USC researchers have achieved a better way to identify elusive DNA variants responsible for genetic changes affecting cell functions and diseases.
Using computational biology tools, scientists at the university's Dornsife College of Letters, Arts and Sciences studied "variable-number tandem repeats" (VNTR) in DNA. VNTRs are stretches of DNA made of a short pattern of nucleotides repeated over and over, like a plaid pattern shirt. Though they comprise but 3% of the human genome, the repetitive DNA governs how some genes are encoded and levels of proteins are produced in a cell, and account for most of the structural variation.
Current methods do not accurately detect the variations in genes in some repetitive sequences.
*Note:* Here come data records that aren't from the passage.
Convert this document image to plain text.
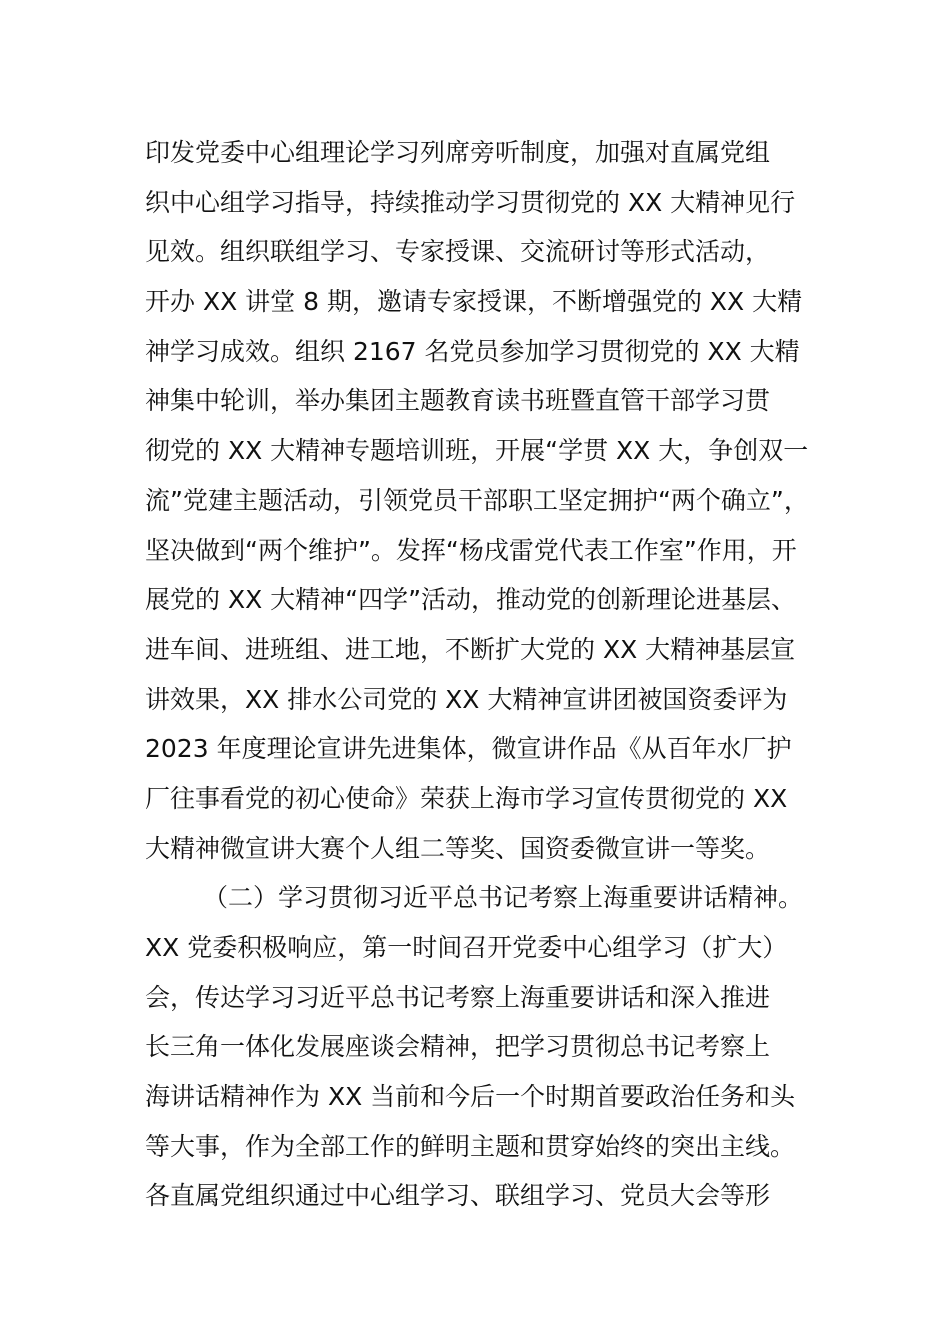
印发党委中心组理论学习列席旁听制度，加强对直属党组
织中心组学习指导，持续推动学习贯彻党的 XX 大精神见行
见效。组织联组学习、专家授课、交流研讨等形式活动，
开办 XX 讲堂 8 期，邀请专家授课，不断增强党的 XX 大精
神学习成效。组织 2167 名党员参加学习贯彻党的 XX 大精
神集中轮训，举办集团主题教育读书班暨直管干部学习贯
彻党的 XX 大精神专题培训班，开展“学贯 XX 大，争创双一
流”党建主题活动，引领党员干部职工坚定拥护“两个确立”，
坚决做到“两个维护”。发挥“杨戌雷党代表工作室”作用，开
展党的 XX 大精神“四学”活动，推动党的创新理论进基层、
进车间、进班组、进工地，不断扩大党的 XX 大精神基层宣
讲效果，XX 排水公司党的 XX 大精神宣讲团被国资委评为
2023 年度理论宣讲先进集体，微宣讲作品《从百年水厂护
厂往事看党的初心使命》荣获上海市学习宣传贯彻党的 XX
大精神微宣讲大赛个人组二等奖、国资委微宣讲一等奖。
（二）学习贯彻习近平总书记考察上海重要讲话精神。
XX 党委积极响应，第一时间召开党委中心组学习（扩大）
会，传达学习习近平总书记考察上海重要讲话和深入推进
长三角一体化发展座谈会精神，把学习贯彻总书记考察上
海讲话精神作为 XX 当前和今后一个时期首要政治任务和头
等大事，作为全部工作的鲜明主题和贯穿始终的突出主线。
各直属党组织通过中心组学习、联组学习、党员大会等形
The new method by the USC scientists can detect variants among different populations of people and how it they affect gene expression, which helps to discover links between VNTR variation and traits or disease.
"This type of repetitive DNA has been called 'dark matter' of the human genome because it has been difficult to sequence and analyze how it varies," said Mark Chaisson, assistant professor of quantitative and computational biology and corresponding author of the study. "We showed that variation in dark matter can have a substantial effect on cellular processes, so future studies may use this approach to understand the genetic basis of disease and ways to improve our health."
The study was published in Nature Communications on July 12
The study also says:
- Variants in genetic codes are responsible for Huntington's disease, Lou Gehrig's disease (ALS), schizophrenia, diabetes and attention-deficit disorder, as previous research has shown.
- While other tools, based on algorithms, have been developed to detect genetic variants, they provide incomplete information, especially for the VNTRs.
- The new software tool the USC scientists developed derives from a repeat-pangenome graph, a data structure that encodes population diversity and repetitions of VNTR locations on a chromosome to identify more gene sequences with better accuracy.
The study authors are Mark Chaisson and Tsung-Yu Lu at the Department of Quantitative and Computational Biology at USC.
Funding for the study comes from the National Human Genome Research Institute (NHGRI) (grant #U01 HG010973 and #U24 HG007497). Cell lines/DNA samples were obtained from the National Institute for General Medical Sciences' Human Genetic Repository at the New York Genome Center with NHGRI grants #3UM1HG008901-03S1 and #3UM1HG008901-04S2.